In un Paese che gira al contrario, l’Italia, succede anche questo. Che le leggi si incartino e scontrino con una realtà molto più forte ed evidente del semplice legiferare. Questa è la storia di Said (raccontata nel film Sta per piovere), ventisei anni e un cuore algerino di origine, ma che batte italiano da sempre. Forte, caparbio e duro, in qualche modo. Lui che è nato e cresciuto a Firenze, parla marcatamente toscano e canta a squarcia gola l’Inno di Mameli, con il viso dipinto dei colori della nostra bandiera, quando le circostanze sportive glielo chiedono. Lo fa perché lo sente, non per piaggeria. Eppure, nonostante la sua indiscussa italianità, all’improvviso sbatte contro un muro di gomma. Le leggi inappellabili di un’Italia provinciale e a tratti anacronistica.
Suo padre, causa la crisi, perde il posto di lavoro e con esso il permesso di soggiorno che da trent’anni legava lui e la sua famiglia all’Italia. Con un’unica soluzione. Il decreto di espulsione che impone a Said e ai suoi di tornare nel suo Paese di origine, l’Algeria. Inizia, così, una dura battaglia legale che vede il giovane in prima linea per difendere i diritti di chi, come lui, è un italiano di seconda generazione. Anzi, di seconda categoria, già solo per il fatto di appartenere, in astratto, a una cultura e religione diversi.
Tratto da tutte quelle storie vere che popolano i nostri giorni, Sta per piovere nasce dallo sguardo sensibile e devoto alla causa di Haider Rashid, di padre iracheno e madre italiana. Una vicenda, quella di Said, che merita di essere seguita e accolta, nel panorama di un cinema coccolato da super eroi e di un Paese troppo impegnato a uscire dal fango per focalizzare l’attenzione su urgenti questioni contemporanee.
Sullo sfondo di una Firenze autentica e popolare, lontana dallo splendore artistico e turistico noto a tutti, la regia di Rashid procede imbevuta di realismo quasi commovente. Non è la città la protagonista. Nemmeno l’Italia. Tutto si concentra attorno a Said, alla sua vita, alla sua lotta e agli amori che lo legano alla sua terra, l’Italia, appunto.
Rashid è bravo nel porre domande, non tesi. Non si fa, cioè, portatore di una polemica verità assoluta. Racconta un fatto, comune a molti, e si limita a dare a noi spettatori il materiale per interrogarci su alcune priorità.
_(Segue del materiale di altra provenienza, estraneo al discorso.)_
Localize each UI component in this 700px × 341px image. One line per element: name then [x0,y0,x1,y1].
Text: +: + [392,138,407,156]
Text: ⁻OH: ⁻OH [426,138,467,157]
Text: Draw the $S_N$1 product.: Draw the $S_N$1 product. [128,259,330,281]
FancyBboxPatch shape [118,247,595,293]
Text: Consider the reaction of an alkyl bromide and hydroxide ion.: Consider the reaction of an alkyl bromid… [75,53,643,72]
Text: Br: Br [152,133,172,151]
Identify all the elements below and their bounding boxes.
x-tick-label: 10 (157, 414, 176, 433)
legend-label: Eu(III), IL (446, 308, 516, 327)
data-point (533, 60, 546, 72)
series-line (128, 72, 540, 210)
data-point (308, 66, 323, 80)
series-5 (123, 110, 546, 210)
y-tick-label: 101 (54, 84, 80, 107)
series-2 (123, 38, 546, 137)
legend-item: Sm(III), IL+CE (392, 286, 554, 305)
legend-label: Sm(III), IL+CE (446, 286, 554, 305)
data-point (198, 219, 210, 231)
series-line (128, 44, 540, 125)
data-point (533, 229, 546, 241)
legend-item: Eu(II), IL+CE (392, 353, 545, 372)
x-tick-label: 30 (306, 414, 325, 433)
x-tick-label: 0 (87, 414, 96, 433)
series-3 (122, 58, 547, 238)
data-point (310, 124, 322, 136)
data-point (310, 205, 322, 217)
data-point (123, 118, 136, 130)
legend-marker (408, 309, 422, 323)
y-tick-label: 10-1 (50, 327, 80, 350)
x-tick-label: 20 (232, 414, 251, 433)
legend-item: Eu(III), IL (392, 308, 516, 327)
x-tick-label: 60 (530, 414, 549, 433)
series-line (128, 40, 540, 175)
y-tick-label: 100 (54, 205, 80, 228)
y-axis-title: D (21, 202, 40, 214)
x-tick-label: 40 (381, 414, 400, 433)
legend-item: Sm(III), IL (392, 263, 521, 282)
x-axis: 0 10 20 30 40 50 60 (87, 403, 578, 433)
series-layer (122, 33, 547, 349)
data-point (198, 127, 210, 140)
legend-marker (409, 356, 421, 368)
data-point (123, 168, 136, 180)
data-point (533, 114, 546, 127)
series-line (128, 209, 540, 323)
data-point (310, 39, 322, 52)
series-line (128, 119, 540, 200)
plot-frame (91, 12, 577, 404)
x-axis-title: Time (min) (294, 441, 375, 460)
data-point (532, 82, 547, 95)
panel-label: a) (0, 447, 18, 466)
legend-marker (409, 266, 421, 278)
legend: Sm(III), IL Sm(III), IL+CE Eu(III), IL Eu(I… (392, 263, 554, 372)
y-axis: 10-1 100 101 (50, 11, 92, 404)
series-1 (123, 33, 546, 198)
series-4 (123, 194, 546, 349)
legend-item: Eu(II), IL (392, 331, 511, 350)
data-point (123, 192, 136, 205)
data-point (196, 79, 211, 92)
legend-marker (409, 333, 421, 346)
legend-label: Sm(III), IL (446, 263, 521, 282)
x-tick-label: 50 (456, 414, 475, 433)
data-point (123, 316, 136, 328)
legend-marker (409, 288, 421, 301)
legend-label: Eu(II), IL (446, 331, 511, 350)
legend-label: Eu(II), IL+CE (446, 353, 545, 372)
Domande che abbiamo dimenticato, nel corso della Storia, ma che ci hanno accompagnato quando anche noi siamo dovuti scappare dall’Italia per trovare serenità e futuro in un altro Paese.
In base a cosa si definisce, allora, il senso di appartenenza a una terra, a una nazione? C’è chi, come i molti Said, nascono ricchi di umanità. Con alle spalle la cultura di origine e di fronte un presente nato, come loro stessi, in una terra diversa da quella del nome che portano. Come a dire che esistono confini che vanno ben oltre quelli politici e geografici. Confini che raccolgono in un grande abbraccio culture diverse e uguali nello stesso tempo. Che vanno, insomma, al di là del passaporto e di un permesso di soggiorno.
Sta per piovere è la parabola di un antieroe. Di un uomo che lotta per difendere il proprio diritto a continuare a vivere dove è nato e cresciuto. Di un uomo che alimenta lo spirito di questo stesso Paese mentre molti altri cercano di distruggerlo. Rashid ci accompagna in questo viaggio di conoscenza attraverso una regia non timida o distaccata, ma incalzante nel seguire e interpretare la rabbia, il dolore e l’orgoglio di Said. E di farli diventare, così, anche un po’ nostri.